Monday, October 19, 2009

kink

Yeah, I'm into kink. Pretty much all kinds.

I know what I am and yes, it's a what.

I am your basic masochist, the one who enjoys pain (flogging, spanking, whipping), being bound and/or gagged, and generally used as someone else wishes. Yes I have my safe word, but I also have a high tolerance for just about anything (no, I'm not into anything involving non-consenting, underage, animals, or death). Masochism is defined as "the sexual pleasure or gratification of having pain or suffering inflicted upon the self, often consisting of sexual fantasies or urges for being beaten, humiliated. . . In the context of BDSM, bondage involves people being tied up or otherwise restrained for pleasure. " (see http://www.glossary.com/encyclopedia.php?q=Sadomasochism).

I am also a submissive in BDSM parlance. "D/s is often referred to as the "mental" side of BDSM. BDSM is any of a number of related patterns of human sexual behavior. The major subgroupings are described in the abbreviation "BDSM" itself: Bondage & Discipline (B&D), Domination & Submission (D&s), Sadism and Masochism (or sadomasochism) (S&M)." (see http://www.glossary.com/encyclopedia.php?q=Domination_%26_submission_%28BDSM%29)

Any questions? Read more at the above website.

I also like cutting. It's Piquerism, which is defined as "a paraphilia in which one finds pleasure in stabbing or cutting bodies with sharp objects. It is a form of sadomasochism...The most frequently targeted areas of the body are the breasts, buttocks, or groin" (see http://www.glossary.com/reference.php?q=Piquerism). Piquerism is a DSM-IV diagnosis and can be considered a psychosexual disorder. For me, I don't really care what it is, I just like receiving the cutting. It's such a delicate line to toe: the blade needs to be sharp enough to split the skin and the user skilled enough to slice skin without going deeper. It's a bond of trust between me and who cuts me. It is incredibly erotic. When done correctly, there is about as much pain involved as getting a tattoo. And probably less pain, depending on where the tattoo is located and/or where I'm getting cut.

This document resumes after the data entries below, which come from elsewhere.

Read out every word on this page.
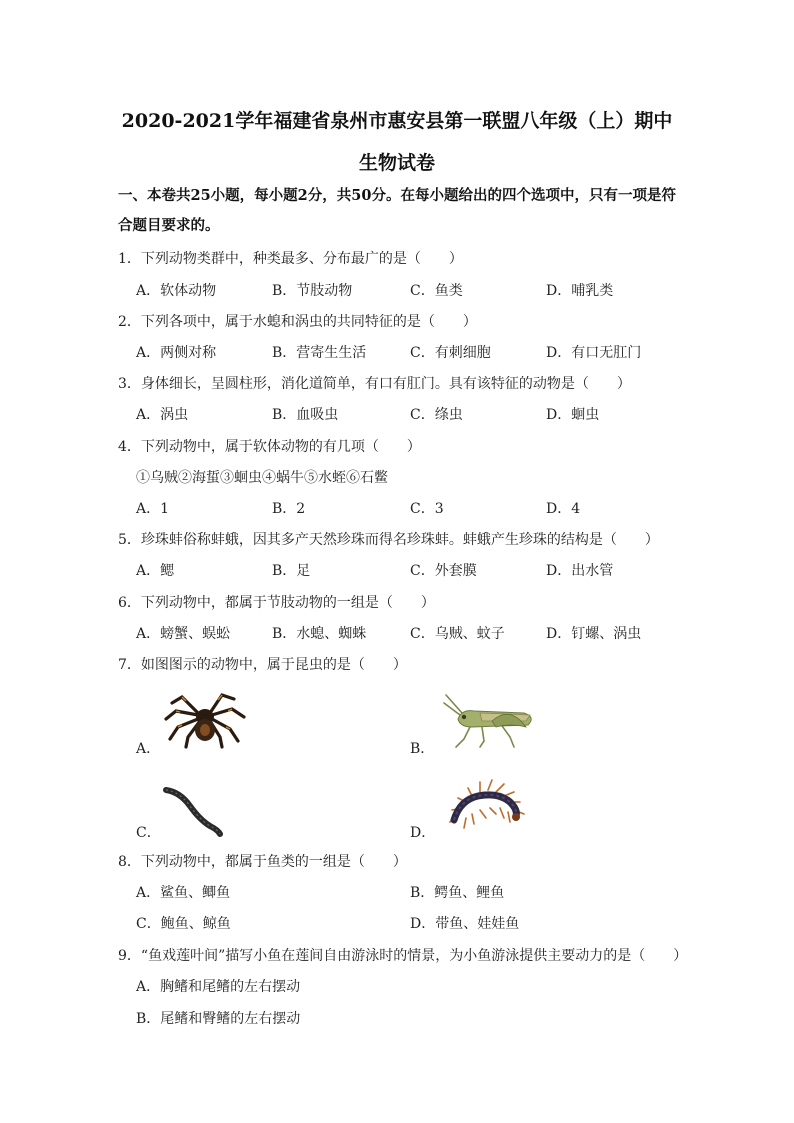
2020-2021学年福建省泉州市惠安县第一联盟八年级（上）期中
生物试卷
一、本卷共25小题，每小题2分，共50分。在每小题给出的四个选项中，只有一项是符合题目要求的。
1．下列动物类群中，种类最多、分布最广的是（　　）
A．软体动物	B．节肢动物	C．鱼类	D．哺乳类
2．下列各项中，属于水螅和涡虫的共同特征的是（　　）
A．两侧对称	B．营寄生生活	C．有刺细胞	D．有口无肛门
3．身体细长，呈圆柱形，消化道简单，有口有肛门。具有该特征的动物是（　　）
A．涡虫	B．血吸虫	C．绦虫	D．蛔虫
4．下列动物中，属于软体动物的有几项（　　）
①乌贼②海蜇③蛔虫④蜗牛⑤水蛭⑥石鳖
A．1	B．2	C．3	D．4
5．珍珠蚌俗称蚌蛾，因其多产天然珍珠而得名珍珠蚌。蚌蛾产生珍珠的结构是（　　）
A．鳃	B．足	C．外套膜	D．出水管
6．下列动物中，都属于节肢动物的一组是（　　）
A．螃蟹、蜈蚣	B．水螅、蜘蛛	C．乌贼、蚊子	D．钉螺、涡虫
7．如图图示的动物中，属于昆虫的是（　　）
A．	B．
C．	D．
8．下列动物中，都属于鱼类的一组是（　　）
A．鲨鱼、鲫鱼	B．鳄鱼、鲤鱼
C．鲍鱼、鲸鱼	D．带鱼、娃娃鱼
9．“鱼戏莲叶间”描写小鱼在莲间自由游泳时的情景，为小鱼游泳提供主要动力的是（　　）
A．胸鳍和尾鳍的左右摆动
B．尾鳍和臀鳍的左右摆动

I have a cutting on my leg. It's relatively simple: I <3 U. There's also the letters P.O.V., which means something to both of us and isn't something I want to share. I received it with both love and affection as well as extreme trust on both of our parts. The experience of receiving it was almost transcendental: it was erotic, frightening, empowering, and affirming. Receiving it almost brought me. There was no blood initially. Eventually the cut seeped some blood. It scabbed and is healing now. It isn't infected. It is not obvious, unless I have my pants off. It is a mark that may or may not be permanent, created by someone I love very much.

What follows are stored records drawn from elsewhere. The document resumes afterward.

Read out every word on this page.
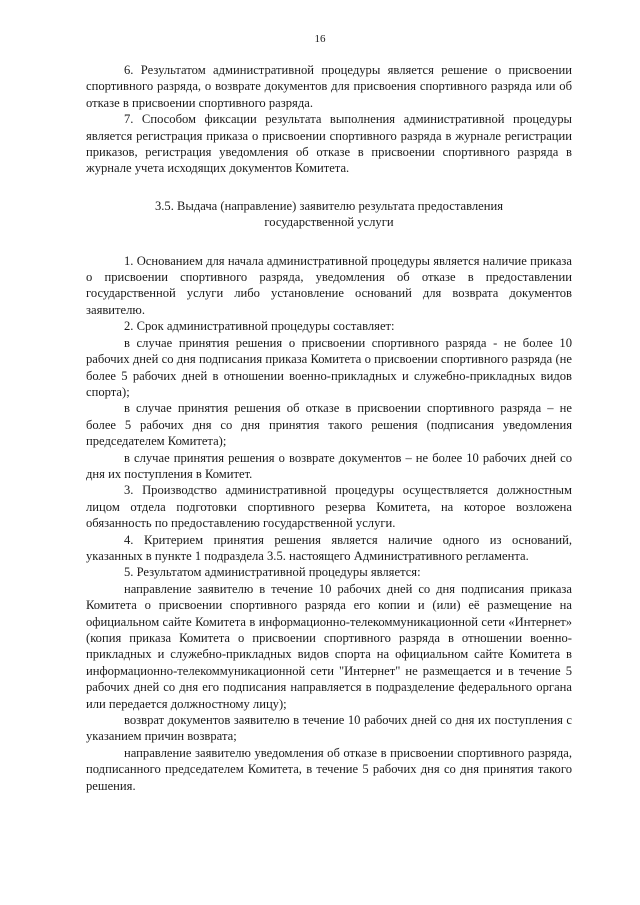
16

6. Результатом административной процедуры является решение о присвоении спортивного разряда, о возврате документов для присвоения спортивного разряда или об отказе в присвоении спортивного разряда.

7. Способом фиксации результата выполнения административной процедуры является регистрация приказа о присвоении спортивного разряда в журнале регистрации приказов, регистрация уведомления об отказе в присвоении спортивного разряда в журнале учета исходящих документов Комитета.

3.5. Выдача (направление) заявителю результата предоставления государственной услуги

1. Основанием для начала административной процедуры является наличие приказа о присвоении спортивного разряда, уведомления об отказе в предоставлении государственной услуги либо установление оснований для возврата документов заявителю.

2. Срок административной процедуры составляет:

в случае принятия решения о присвоении спортивного разряда - не более 10 рабочих дней со дня подписания приказа Комитета о присвоении спортивного разряда (не более 5 рабочих дней в отношении военно-прикладных и служебно-прикладных видов спорта);

в случае принятия решения об отказе в присвоении спортивного разряда – не более 5 рабочих дня со дня принятия такого решения (подписания уведомления председателем Комитета);

в случае принятия решения о возврате документов – не более 10 рабочих дней со дня их поступления в Комитет.

3. Производство административной процедуры осуществляется должностным лицом отдела подготовки спортивного резерва Комитета, на которое возложена обязанность по предоставлению государственной услуги.

4. Критерием принятия решения является наличие одного из оснований, указанных в пункте 1 подраздела 3.5. настоящего Административного регламента.

5. Результатом административной процедуры является:

направление заявителю в течение 10 рабочих дней со дня подписания приказа Комитета о присвоении спортивного разряда его копии и (или) её размещение на официальном сайте Комитета в информационно-телекоммуникационной сети «Интернет» (копия приказа Комитета о присвоении спортивного разряда в отношении военно-прикладных и служебно-прикладных видов спорта на официальном сайте Комитета в информационно-телекоммуникационной сети "Интернет" не размещается и в течение 5 рабочих дней со дня его подписания направляется в подразделение федерального органа или передается должностному лицу);

возврат документов заявителю в течение 10 рабочих дней со дня их поступления с указанием причин возврата;

направление заявителю уведомления об отказе в присвоении спортивного разряда, подписанного председателем Комитета, в течение 5 рабочих дня со дня принятия такого решения.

On Saturday I visited one of my loves. As we are wont to do, we started a BDSM scene. Much of my time was spent on my stomach, tied down. When I was untied, I was ordered onto my back. That's when he saw my cutting. He stopped everything and asked, "what is that?" I told him, knife/blade play. He told me he knew I had other loves and saw other people, but that this was a problem for him. He said things were over and to get dressed.

I got dressed.

Later, he told me that, as a healer, he didn't understand how people could intentionally hurt themselves or allow themselves to be hurt. He also said it was a button for him that he didn't realize existed. I reminded him that this was done with my full consent AND cooperation (truly necessary when working with sharp pointy things). I was confused and hurt. I also understood what he meant, but was also dealing with this abruptness and sudden change. After all, what is, really, the difference between my cutting and a tattoo or piercing? But, I am not good at figuring things out in the heat of the moment. The rest of my visit was spent (clothed) watching Babylon 5 and eating dinner.

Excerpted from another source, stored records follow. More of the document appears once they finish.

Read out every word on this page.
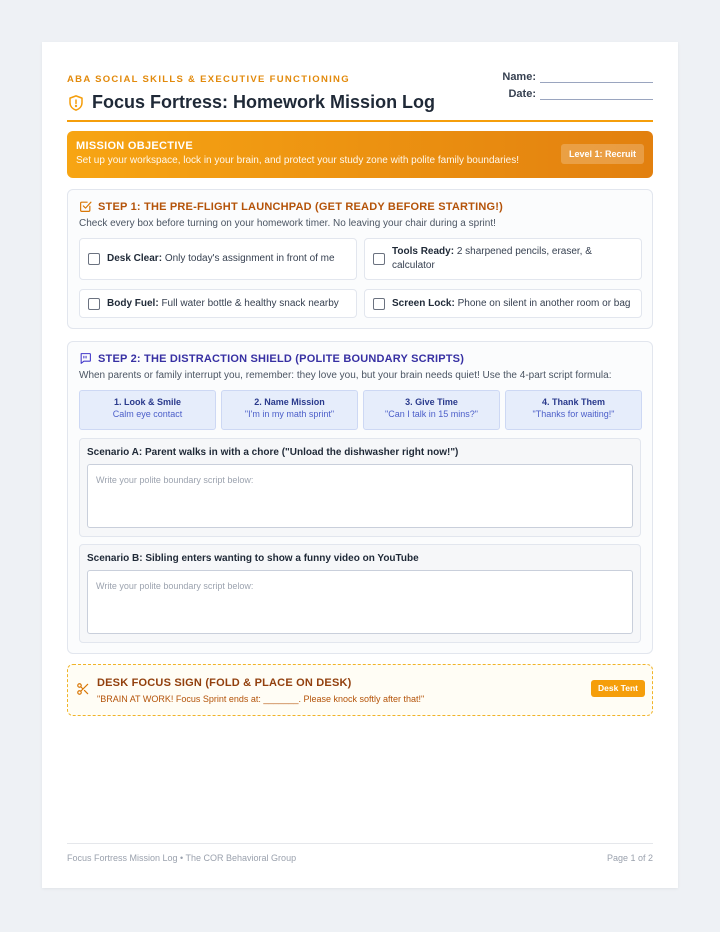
ABA SOCIAL SKILLS & EXECUTIVE FUNCTIONING
Focus Fortress: Homework Mission Log
Name:
Date:
MISSION OBJECTIVE
Set up your workspace, lock in your brain, and protect your study zone with polite family boundaries!
Level 1: Recruit
STEP 1: THE PRE-FLIGHT LAUNCHPAD (GET READY BEFORE STARTING!)
Check every box before turning on your homework timer. No leaving your chair during a sprint!
Desk Clear: Only today's assignment in front of me
Tools Ready: 2 sharpened pencils, eraser, & calculator
Body Fuel: Full water bottle & healthy snack nearby	Screen Lock: Phone on silent in another room or bag
STEP 2: THE DISTRACTION SHIELD (POLITE BOUNDARY SCRIPTS)
When parents or family interrupt you, remember: they love you, but your brain needs quiet! Use the 4-part script formula:
1. Look & Smile
Calm eye contact
2. Name Mission
"I'm in my math sprint"
3. Give Time
"Can I talk in 15 mins?"
4. Thank Them
"Thanks for waiting!"
Scenario A: Parent walks in with a chore ("Unload the dishwasher right now!")
Write your polite boundary script below:
Scenario B: Sibling enters wanting to show a funny video on YouTube
Write your polite boundary script below:
DESK FOCUS SIGN (FOLD & PLACE ON DESK)
"BRAIN AT WORK! Focus Sprint ends at: _______. Please knock softly after that!"
Desk Tent
Focus Fortress Mission Log • The COR Behavioral Group	Page 1 of 2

Fast forward to Monday. I write on FB that I'm heart-sore. I talk through text, telephone, and IM with my love who gave me my cutting. Eventually I work through things using my feeling words to describe how I feel. And I discover that his actions were hurtful to me and invalidated me, my needs, and actions I take to satisfy them. Even though he later owned his issue, we remained casual and platonic for the rest of the visit. We didn't talk about the issue or the situation. This affirmed the invalidation I felt. Realizing this, I cried.

This hurts. A lot. And I don't know if I can continue to see someone who invalidates me this way. I had too much of that in my marriage. Since it ended so recently I can honestly say that I have a really low tolerance for invalidation. And, this situation is just too much.

So I sent a goodbye email. It included this phrase: I have signed up for consensual physical abuse with some, but not all of my lovers, but not non-consensual emotional abuse.